= Sally Watts =

British actress

Sally Watts (born 18 June 1950) is a British film, television and stage actress whose career has spanned four decades and who is perhaps best remembered for playing Barbara in the sitcom Billy Liar (1973–1974).

Sally Watts was born in Somerset, the daughter of Colin Watts and Annie Watts. She is the younger sister of the actress Gwendolyn Watts. Her television roles include: Solicitor's Secretary in Public Eye (1972); Hunter's Walk (1973); Barbara in 21 episodes of Billy Liar (1973–1974); Farm Girl in Nuts in May for Play for Today (1976); Chrissie in the episode 'A Martyr to the System' in BBC2 Playhouse (1976); Nellie in Scene (1976); Sylvia Paxton/Anne in Rooms (1974–1977); Pauline Wells in Breakaway Girls (1978); Linda/Ruby in ITV Playhouse (1978–1980); Debbie Wilkinson in 13 episodes of The Glamour Girls (1978–80); Cherry Bronson in 10 episodes of Jemima Shore Investigates (1983); The Ties of Blood (1985); Bernice in Never the Twain (1987); Adele McCann in All in Good Faith (1988); Sandra Stubbs in 54 episodes of Coronation Street (1988–1989); Mrs. Morgan in Grange Hill (1994); Nurse in Daisies in December (1995); EastEnders (1996); WPC Hendricks in Wycliffe (1997); various roles in The Bill (1989–2000); Mrs. Hancock in The Stretch (2000); Betty Wheeler in Bad Girls (2001); Landlady in The Quest (2002); School Secretary in Ella and the Mothers (2002); Housekeeper in Daniel Deronda (2002); Margaret Lennox/DS Sally Dalton in Casualty (1993-2004); Laura Carter in Down to Earth (2000); and Mrs. Ava Brooks/Moira Reece in Doctors (2004–2012).
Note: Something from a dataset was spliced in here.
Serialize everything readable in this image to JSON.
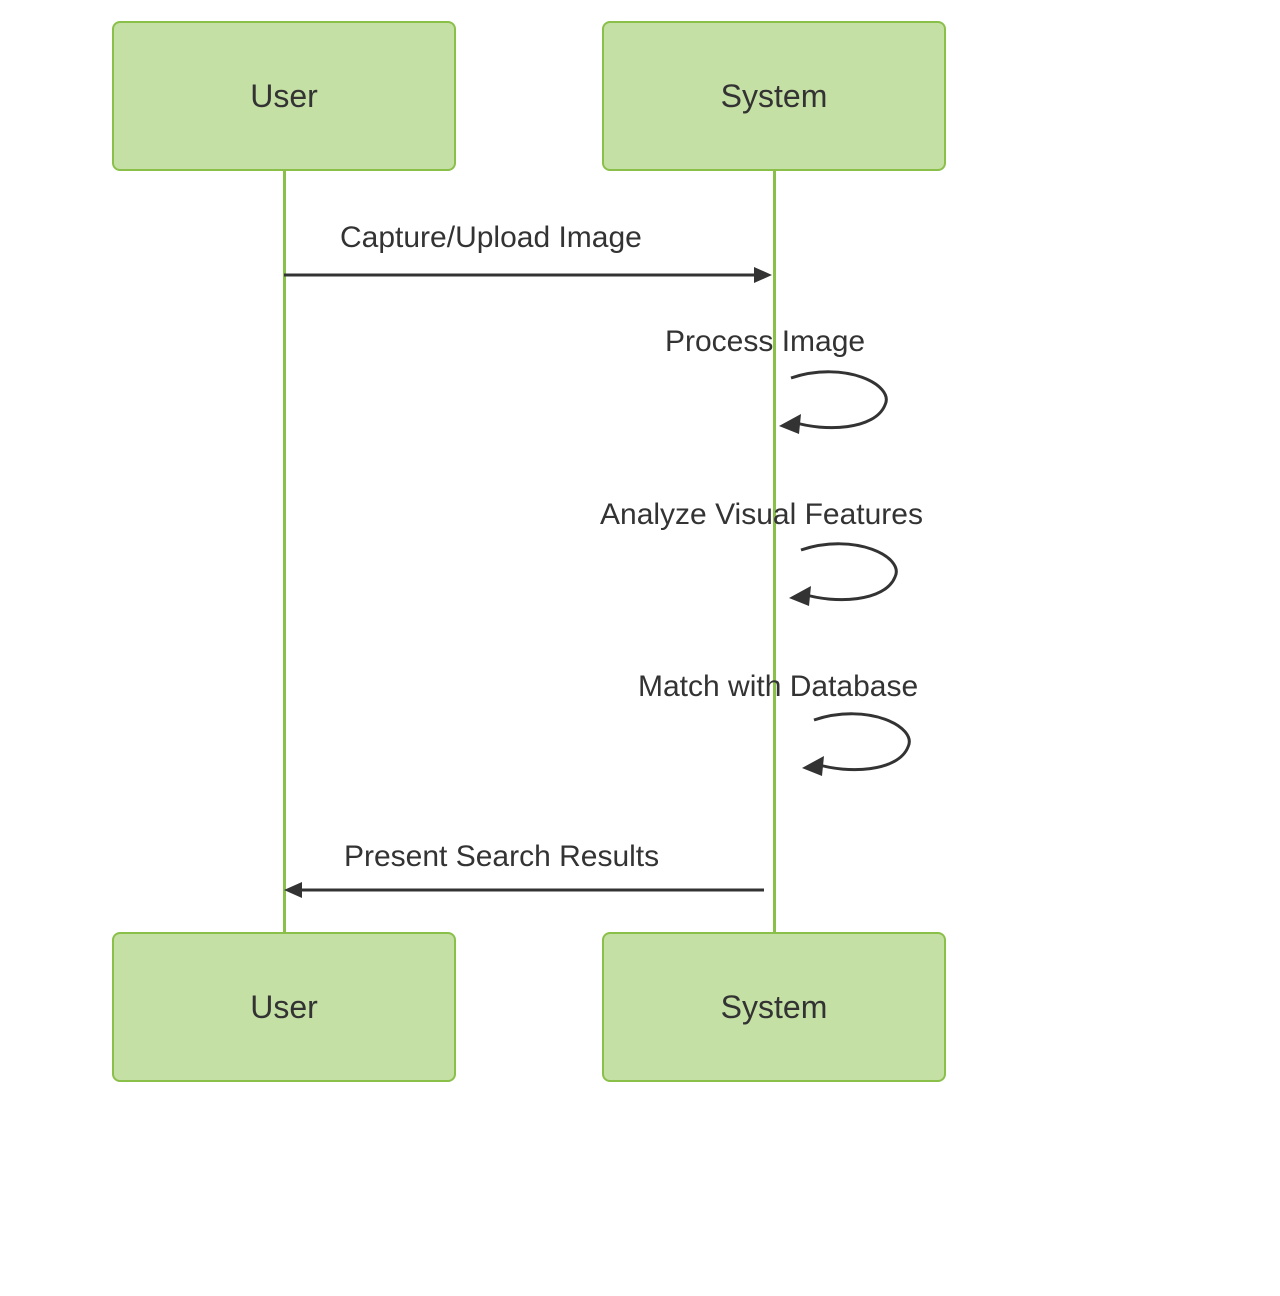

Film appearances include: Girl in Coffee Shop in That'll Be the Day (1973) and Mrs. Perkins in the short Wanted (1994). Her stage work includes: Cariola in The Duchess of Malfi; Brenda in David Storey's Life Class directed by Lindsay Anderson at the Royal Court Theatre (1974); Cherry in The Beaux Stratagem at the Royal Exchange; Miss Palmer in Multiple Choice at the Yvonne Arnaud Theatre; and Maria in Twelfth Night at the Royal Exchange.